Again; to show that the decomposition of bodies in the Voltaic circuit was not due to the Attraction of the Poles[45], Mr. Faraday devised a beautiful series of experiments, in which these supposed Poles were made to assume all possible electrical conditions:—in some cases the decomposition took place against air, which according to common language is not a conductor, nor is decomposed;—in others, against the metallic poles, which are excellent conductors but undecomposable;—and so on: and hence he infers that the decomposition cannot justly be considered as due to the Attraction, or Attractive Powers, of the Poles.

[45] Ibid. Researches, art. 497.

8. The reader of the Novum Organon may perhaps, in looking at such examples of the Rule, be reminded of some of Bacon’s Classes of Instances, as his instantiæ absentiæ in proximo, and his instantiæ migrantes. But we may remark that Instances classed and treated as Bacon recommends in those parts of his work, could hardly lead to scientific truth. His 226 processes are vitiated by his proposing to himself the form or cause of the property before him, as the object of his inquiry; instead of being content to obtain, in the first place, the law of phenomena. Thus his example[46] of a Migrating Instance is thus given. “Let the Nature inquired into be that of Whiteness; an Instance Migrating to the production of this property is glass, first whole, and then pulverized; or plain water, and water agitated into a foam; for glass and water are transparent, and not white; but glass powder and foam are white, and not transparent. Hence we must inquire what has happened to the glass or water in that Migration. For it is plain that the Form of Whiteness is conveyed and induced by the crushing of the glass and shaking of the water.” No real knowledge has resulted from this line of reasoning:—from taking the Natures and Forms of things and of their qualities for the primary subject of our researches.

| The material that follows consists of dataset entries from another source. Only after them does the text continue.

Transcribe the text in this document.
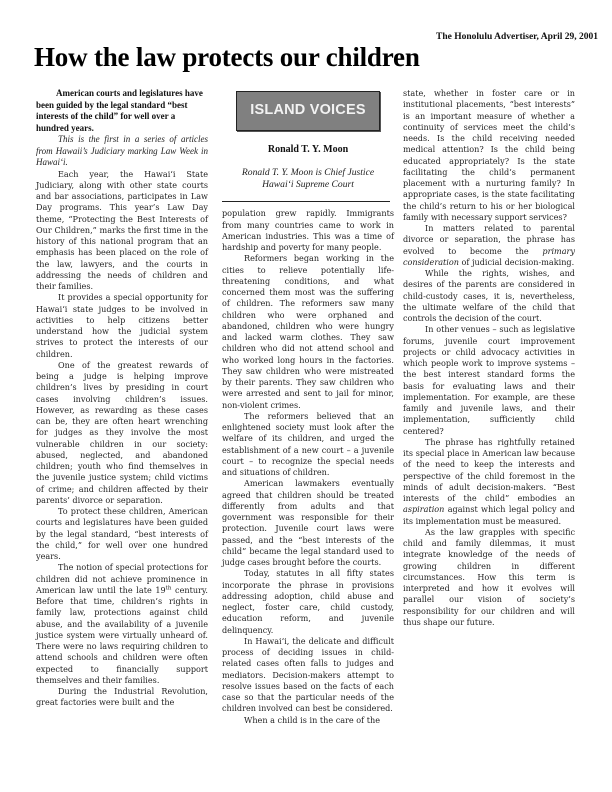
The Honolulu Advertiser, April 29, 2001
How the law protects our children

American courts and legislatures have been guided by the legal standard “best interests of the child” for well over a hundred years.

This is the first in a series of articles from Hawaii’s Judiciary marking Law Week in Hawai‘i.

Each year, the Hawai‘i State Judiciary, along with other state courts and bar associations, participates in Law Day programs. This year’s Law Day theme, “Protecting the Best Interests of Our Children,” marks the first time in the history of this national program that an emphasis has been placed on the role of the law, lawyers, and the courts in addressing the needs of children and their families.

It provides a special opportunity for Hawai‘i state judges to be involved in activities to help citizens better understand how the judicial system strives to protect the interests of our children.

One of the greatest rewards of being a judge is helping improve children’s lives by presiding in court cases involving children’s issues. However, as rewarding as these cases can be, they are often heart wrenching for judges as they involve the most vulnerable children in our society: abused, neglected, and abandoned children; youth who find themselves in the juvenile justice system; child victims of crime; and children affected by their parents’ divorce or separation.

To protect these children, American courts and legislatures have been guided by the legal standard, “best interests of the child,” for well over one hundred years.

The notion of special protections for children did not achieve prominence in American law until the late 19th century. Before that time, children’s rights in family law, protections against child abuse, and the availability of a juvenile justice system were virtually unheard of. There were no laws requiring children to attend schools and children were often expected to financially support themselves and their families.

During the Industrial Revolution, great factories were built and the

ISLAND VOICES
Ronald T. Y. Moon
Ronald T. Y. Moon is Chief Justice
Hawai‘i Supreme Court

population grew rapidly. Immigrants from many countries came to work in American industries. This was a time of hardship and poverty for many people.

Reformers began working in the cities to relieve potentially life-threatening conditions, and what concerned them most was the suffering of children. The reformers saw many children who were orphaned and abandoned, children who were hungry and lacked warm clothes. They saw children who did not attend school and who worked long hours in the factories. They saw children who were mistreated by their parents. They saw children who were arrested and sent to jail for minor, non-violent crimes.

The reformers believed that an enlightened society must look after the welfare of its children, and urged the establishment of a new court – a juvenile court – to recognize the special needs and situations of children.

American lawmakers eventually agreed that children should be treated differently from adults and that government was responsible for their protection. Juvenile court laws were passed, and the “best interests of the child” became the legal standard used to judge cases brought before the courts.

Today, statutes in all fifty states incorporate the phrase in provisions addressing adoption, child abuse and neglect, foster care, child custody, education reform, and juvenile delinquency.

In Hawai‘i, the delicate and difficult process of deciding issues in child-related cases often falls to judges and mediators. Decision-makers attempt to resolve issues based on the facts of each case so that the particular needs of the children involved can best be considered.

When a child is in the care of the

state, whether in foster care or in institutional placements, “best interests” is an important measure of whether a continuity of services meet the child’s needs. Is the child receiving needed medical attention? Is the child being educated appropriately? Is the state facilitating the child’s permanent placement with a nurturing family? In appropriate cases, is the state facilitating the child’s return to his or her biological family with necessary support services?

In matters related to parental divorce or separation, the phrase has evolved to become the primary consideration of judicial decision-making.

While the rights, wishes, and desires of the parents are considered in child-custody cases, it is, nevertheless, the ultimate welfare of the child that controls the decision of the court.

In other venues – such as legislative forums, juvenile court improvement projects or child advocacy activities in which people work to improve systems – the best interest standard forms the basis for evaluating laws and their implementation. For example, are these family and juvenile laws, and their implementation, sufficiently child centered?

The phrase has rightfully retained its special place in American law because of the need to keep the interests and perspective of the child foremost in the minds of adult decision-makers. “Best interests of the child” embodies an aspiration against which legal policy and its implementation must be measured.

As the law grapples with specific child and family dilemmas, it must integrate knowledge of the needs of growing children in different circumstances. How this term is interpreted and how it evolves will parallel our vision of society’s responsibility for our children and will thus shape our future.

[46] Nov. Org. lib. ii. Aph. 28.

9. We may easily give examples from other subjects in which the Method of Gradation has been used to establish, or to endeavour to establish, very extensive propositions. Thus Laplace’s Nebular Hypothesis,—that systems like our solar system are formed by gradual condensation from diffused masses, such as the nebulæ among the stars,—is founded by him upon an application of this Method of Gradation. We see, he conceives, among these nebulæ, instances of all degrees of condensation, from the most loosely diffused fluid, to that separation and solidification of parts by which suns, and satellites, and planets are formed: and thus we have before us instances of systems in all their stages; as in a forest we see trees in every period of growth. How far the examples in this case satisfy the demands of the Method of Gradation, it remains for astronomers and philosophers to examine.

Again; this method was used with great success by Macculloch and others to refute the opinion, put in currency by the Wernerian school of geologists, that 227 the rocks called trap rocks must be classed with those to which a sedimentary origin is ascribed. For it was shown that a gradual transition might be traced from those examples in which trap rocks most resembled stratified rocks, to the lavas which have been recently ejected from volcanoes: and that it was impossible to assign a different origin to one portion, and to the other, of this kind of mineral masses; and as the volcanic rocks were certainly not sedimentary, it followed, that the trap rocks were not of that nature.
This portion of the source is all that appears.